Find 3 non-overlapping subarrays of length k with maximum total sum. Return starting indices.
Input: nums=[1,2,1,2,6,7,5,1], k=2 → Output: [0,3,5]
Input: nums=[1,2,1,2,1,2,1,2,1], k=2 → Output: [0,2,4]
Precompute window sums, then best left and right index for each position. Iterate middle window.
- Compute array of window sums (size n-k+1)
- Precompute left[i]: best window index in [0..i]
- Precompute right[i]: best window index in [i..end]
- Iterate middle window: compare left[i-k]+mid+right[i+k]

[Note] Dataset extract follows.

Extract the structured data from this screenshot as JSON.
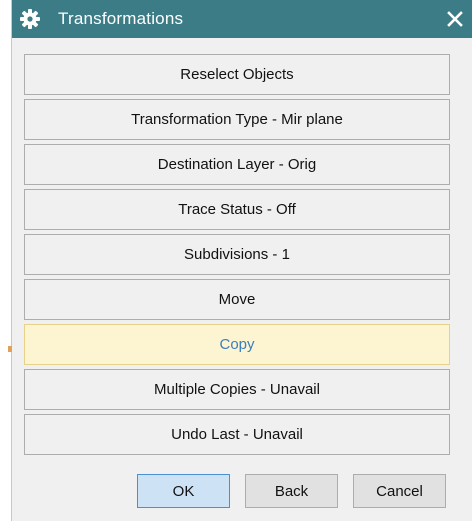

- Return best triplet indices
public int[] maxSumOfThreeSubarrays(int[] nums, int k) {
int n = nums.length, m = n - k + 1;
int[] sum = new int[m];
int s = 0;
for (int i = 0; i < k; i++) s += nums[i];
sum[0] = s;
for (int i = 1; i < m; i++) { s += nums[i+k-1] - nums[i-1]; sum[i] = s; }
int[] left = new int[m], right = new int[m];
for (int i = 1, best = 0; i < m; i++) { if (sum[i] > sum[best]) best = i; left[i] = best; }
for (int i = m-2, best = m-1; i >= 0; i--) { if (sum[i] >= sum[best]) best = i; right[i] = best; }
int[] res = {-1,-1,-1};
for (int j = k; j < m-k; j++) {
int l = left[j-k], r = right[j+k];
if (res[0]==-1 || sum[l]+sum[j]+sum[r] > sum[res[0]]+sum[res[1]]+sum[res[2]])
res = new int[]{l,j,r};
}
return res;
}
- Time Complexity: O(n)
- Space Complexity: O(n)